Trilantic Capital Partners
- Company type: Private
- Industry: Private equity
- Predecessor: Lehman Brothers Merchant Banking
- Founded: 2009; 17 years ago
- Headquarters: New York, New York, U.S. London, England, UK
- Key people: Charles Ayres, chairman, Trilantic executive committee Vittorio Pignatti-Morano, chairman, Trilantic Europe
- Products: Leveraged buyout, growth capital
- Total assets: $9.7 billion
- Number of employees: 60+
- Website: www.trilantic.com

= Trilantic Capital Partners =

Global private equity firm

Trilantic Capital Partners is a global private equity firm focused on control and significant minority investments across a range of industries in North America and Europe managed by Trilantic North America and Trilantic Europe. The firm specializes in management buyouts, recapitalizations, growth equity, middle market investments and corporate divestitures investments. Trilantic invests through equity and equity-linked securities transactions.

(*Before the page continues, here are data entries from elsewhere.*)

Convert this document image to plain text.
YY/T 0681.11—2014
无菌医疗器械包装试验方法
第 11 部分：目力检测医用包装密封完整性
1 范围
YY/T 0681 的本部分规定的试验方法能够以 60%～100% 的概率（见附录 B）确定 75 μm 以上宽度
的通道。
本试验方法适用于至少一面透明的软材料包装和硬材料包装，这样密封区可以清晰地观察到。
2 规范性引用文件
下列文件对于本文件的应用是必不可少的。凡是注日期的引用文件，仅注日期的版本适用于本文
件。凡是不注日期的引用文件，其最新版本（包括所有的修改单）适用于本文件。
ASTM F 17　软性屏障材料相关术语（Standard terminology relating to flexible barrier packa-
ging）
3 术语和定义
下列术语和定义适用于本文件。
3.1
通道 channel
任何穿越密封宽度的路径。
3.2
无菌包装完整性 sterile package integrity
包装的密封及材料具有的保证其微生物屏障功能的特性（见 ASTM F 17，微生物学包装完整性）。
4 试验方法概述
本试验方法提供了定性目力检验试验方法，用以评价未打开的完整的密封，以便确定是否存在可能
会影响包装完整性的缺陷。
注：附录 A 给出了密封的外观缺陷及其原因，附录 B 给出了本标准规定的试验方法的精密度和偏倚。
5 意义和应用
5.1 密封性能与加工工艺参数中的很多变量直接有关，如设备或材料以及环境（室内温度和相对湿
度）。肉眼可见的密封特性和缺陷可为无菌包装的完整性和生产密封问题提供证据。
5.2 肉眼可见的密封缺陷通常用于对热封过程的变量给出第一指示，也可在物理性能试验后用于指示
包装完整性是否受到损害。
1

Trilantic North America primarily targets investments in the business services, consumer, energy and financial services sectors; Trilantic Europe primarily targets investments in business services, consumer and leisure, healthcare, industrial and TMT sectors. The firm has managed six institutional private equity funds with aggregate capital commitments of $9.7 billion, as of July 2019.

==History==
Trilantic was spun out from Lehman Brothers Merchant Banking (LBMB), in 2009, by five founding partners, each of whom had workers at LBMB, which had been founded as the private equity arm of Lehman Brothers, in 1986, during the 1980s leveraged buyout boom.In April 2009, Trilantic acquired LBMB out of the bankruptcy estate of Lehman Brothers with the support of Reinet Investments S.C.A, a Luxembourg securitization vehicle controlled by the Rupert family and listed on the Luxembourg Stock Exchange.

In May 2022, it was announced that Trilantic Europe would acquire the polling company Kantar Public (previously part of the Kantar Group) in the third quarter of 2022. Kantar Public subsequently rebranded as Verian.